COMPArative Study of the Consequence on innaTe Immune Response du to Bacterial or Viral Infection in Patients Admitted to Intensive Care Unit (COMPACT)

COMPArative Study of the Consequence on innaTe Immune Response du to Bacterial or Viral Infection in Patients Admitted to Intensive Care Unit

COMPArative Study of the Consequence on innaTe Immune Response du to Bacterial or Viral Infection in Patients Admitted to Intensive Care Unit

Patient admitted in intensive care unit (ICU) for acute infection whether it be viral or bacterial had major impairment of the immune response. One hallmark of the immune impairment is presence of immature granulocyte (IG) in blood. Depend of initial trigger (virus or bacteria) concentration, phenotype and function of IG seems to be different. In this prospective trial, immature granulocytes will be analyzed in depth in immunocompetent patients hospitalized in the intensive care unit for an acute viral or bacterial infection.

Granulocytes are a key actor of immune response during acute viral or bacterial infection. During their maturation in bone marrow they went from immature form to mature form. In physiological condition only mature form are present in blood. However, in case of acute viral or bacterial infection, immature granulocytes (CD10low/CD16low) could be released in blood. But concentration, phenotype and function of these IG seems to be different between bacterial and viral infection. Indeed, in bacterial infection, concentration of IG is high (> 20%) and they expressed CD64 and CD123. In case of viral infection, blood concentration of IG is lower and they expressed CD62-L. These phenotype differences are probably associated with functional modification. A more precise characterization of the phenotype and functions of IG according to the stimulus (bacterial or viral) could provide a better understanding of the innate immune response in patients hospitalized in ICU for acute infection. The investigators will analysis by flow cytometry IG subsets (PDL1 CD62L LOX-1 CD45 CD64 CD15 CD123 CD16 CD10 CRTH2) of adult immunocompetent patient hospitalized in ICU for less than 24 hours for acute infection. Transcriptomic and cytokine analysis will be also performed. Infectious status will be validated by a blind adjudication committee which will classify patient in certain bacterial infection, certain viral infection, co-infection and no confirmed infection.

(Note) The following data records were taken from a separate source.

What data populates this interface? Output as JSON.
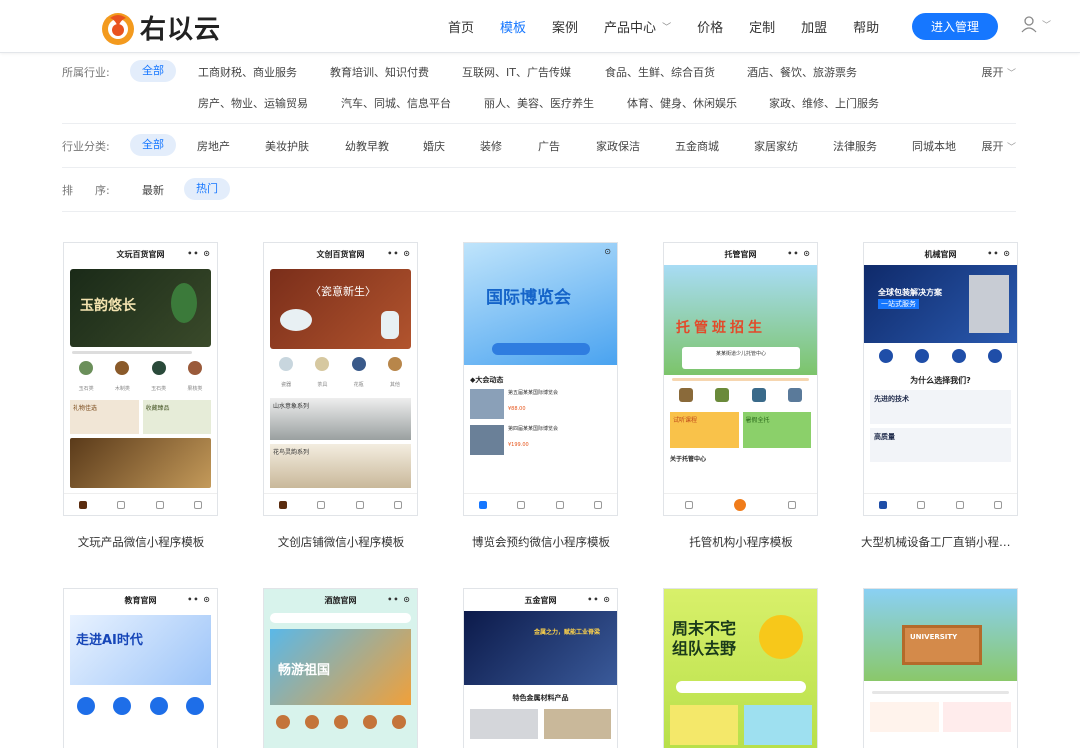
{
  "brand": {
    "name": "右以云"
  },
  "nav": {
    "items": [
      "首页",
      "模板",
      "案例",
      "产品中心",
      "价格",
      "定制",
      "加盟",
      "帮助"
    ],
    "active_index": 1,
    "admin_button": "进入管理"
  },
  "filters": {
    "industry": {
      "label": "所属行业:",
      "all": "全部",
      "options_row1": [
        "工商财税、商业服务",
        "教育培训、知识付费",
        "互联网、IT、广告传媒",
        "食品、生鲜、综合百货",
        "酒店、餐饮、旅游票务"
      ],
      "options_row2": [
        "房产、物业、运输贸易",
        "汽车、同城、信息平台",
        "丽人、美容、医疗养生",
        "体育、健身、休闲娱乐",
        "家政、维修、上门服务"
      ],
      "expand": "展开"
    },
    "category": {
      "label": "行业分类:",
      "all": "全部",
      "options": [
        "房地产",
        "美妆护肤",
        "幼教早教",
        "婚庆",
        "装修",
        "广告",
        "家政保洁",
        "五金商城",
        "家居家纺",
        "法律服务",
        "同城本地"
      ],
      "expand": "展开"
    },
    "sort": {
      "label": "排　　序:",
      "options": [
        "最新",
        "热门"
      ],
      "active_index": 1
    }
  },
  "templates_row1": [
    {
      "header": "文玩百货官网",
      "banner": "玉韵悠长",
      "title": "文玩产品微信小程序模板",
      "icons": [
        "玉石类",
        "木制类",
        "玉石类",
        "果核类"
      ],
      "tiles": [
        "礼物佳选",
        "收藏臻品"
      ]
    },
    {
      "header": "文创百货官网",
      "banner": "〈瓷意新生〉",
      "title": "文创店铺微信小程序模板",
      "icons": [
        "瓷器",
        "茶具",
        "花瓶",
        "其他"
      ],
      "tiles": [
        "山水意象系列",
        "花鸟灵韵系列"
      ]
    },
    {
      "header": "",
      "banner": "国际博览会",
      "title": "博览会预约微信小程序模板",
      "section": "大会动态",
      "items": [
        "第五届某某国际博览会",
        "第四届某某国际博览会"
      ],
      "prices": [
        "¥88.00",
        "¥199.00"
      ]
    },
    {
      "header": "托管官网",
      "banner": "托管班招生",
      "title": "托管机构小程序模板",
      "subtitle": "某某街道少儿托管中心",
      "tiles": [
        "试听课程",
        "暑假全托"
      ],
      "section": "关于托管中心"
    },
    {
      "header": "机械官网",
      "banner": "全球包装解决方案",
      "banner_sub": "一站式服务",
      "title": "大型机械设备工厂直销小程序模板",
      "section": "为什么选择我们?",
      "features": [
        "先进的技术",
        "高质量"
      ]
    }
  ],
  "templates_row2": [
    {
      "header": "教育官网",
      "banner": "走进AI时代"
    },
    {
      "header": "酒旅官网",
      "banner": "畅游祖国"
    },
    {
      "header": "五金官网",
      "banner": "金属之力，赋能工业脊梁",
      "section": "特色金属材料产品"
    },
    {
      "header": "",
      "banner": "周末不宅 组队去野"
    },
    {
      "header": "",
      "banner": "UNIVERSITY"
    }
  ],
  "colors": {
    "accent": "#1677ff",
    "pill_bg": "#e3edfb"
  },
  "icons": {
    "user": "user-icon",
    "chevron": "chevron-down-icon"
  }
}
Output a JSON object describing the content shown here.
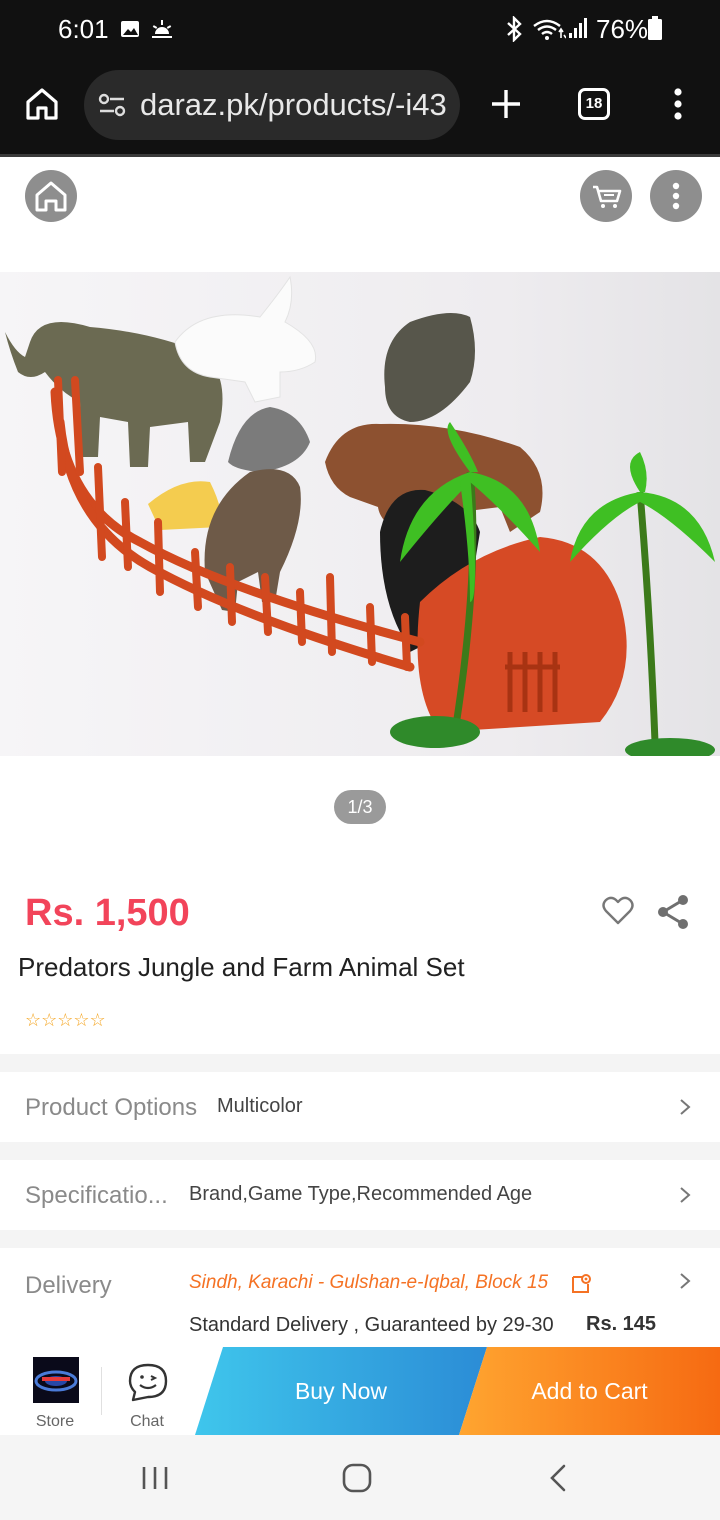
{
  "status_bar": {
    "time": "6:01",
    "battery": "76%"
  },
  "browser": {
    "url": "daraz.pk/products/-i43",
    "tab_count": "18"
  },
  "product": {
    "image_counter": "1/3",
    "price": "Rs. 1,500",
    "title": "Predators Jungle and Farm Animal Set",
    "rating_stars": "☆☆☆☆☆",
    "rating_value": 0
  },
  "details": {
    "options_label": "Product Options",
    "options_value": "Multicolor",
    "spec_label": "Specificatio...",
    "spec_value": "Brand,Game Type,Recommended Age",
    "delivery_label": "Delivery",
    "delivery_location": "Sindh, Karachi - Gulshan-e-Iqbal, Block 15",
    "delivery_option": "Standard Delivery , Guaranteed by 29-30",
    "delivery_fee": "Rs. 145"
  },
  "action_bar": {
    "store_label": "Store",
    "chat_label": "Chat",
    "buy_now_label": "Buy Now",
    "add_to_cart_label": "Add to Cart"
  },
  "colors": {
    "price": "#f2445a",
    "accent_orange": "#f57224",
    "buy_now": "#2b8cd6",
    "add_to_cart": "#f66a12"
  },
  "icons": [
    "gallery-icon",
    "weather-icon",
    "bluetooth-icon",
    "wifi-icon",
    "signal-icon",
    "battery-icon",
    "home-icon",
    "site-settings-icon",
    "plus-icon",
    "tab-switcher-icon",
    "kebab-menu-icon",
    "cart-icon",
    "heart-icon",
    "share-icon",
    "chevron-right-icon",
    "location-edit-icon",
    "chat-icon",
    "recents-icon",
    "nav-home-icon",
    "back-icon"
  ]
}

Measurement by flow cytometry of the percentage of granules expressing CD123 and CD64 depending on the type of infection (viral or bacterial).

Measurement by flow cytometry of the percentage of granules expressing CD62-L according to the type of infection (viral or bacterial).

Evaluate the expression of genes related to immune functions of the different subpopulations of immature granules by measuring the amount of mRNA

Measurement by multiplex Elisa-test of blood cytokine concentrations (IL-8, IL-1, IL-12p70, IL-6, IL-10, IP-10, TNF-a, IFN-g)

Measurement by multiplex Elisa test of blood concentrations of activation markers (RETN, LCN2, HGF; G-CSF)

Evolution of a modified Sequential (Sepsis-Related) Organ Failure Assessment (SOFA) score (no gradation of the neurologic system) at day 0. Min value =0. Max value =20 . The highest score means the worst situation

Inclusion Criteria: Bacterial infection: Adult patient hospitalized for less than 24 hours in ICU for community documented sepsis Vasopressor support SOFA score > 4 Viral infection: Adult patient hospitalized for less than 24 hours in ICU for confirmed viral acute infection. High flow oxygen, non-invasive or invasive ventilation since less than 24 hours Moderate to severe ARDS with PaO2/FiO2 < 200mmHg and a FiO2 ≥ 0.6. Exclusion Criteria: Bacterial infection: Antibiotics or hospitalized in ICU in the previous 3 months Immunocompromized patient Ongoing acute or chronic viral infection Viral infection: Antibiotics or hospitalized in ICU in the previous 3 months Immunocompromized patient Current antibiotics Ongoing chronic viral infection.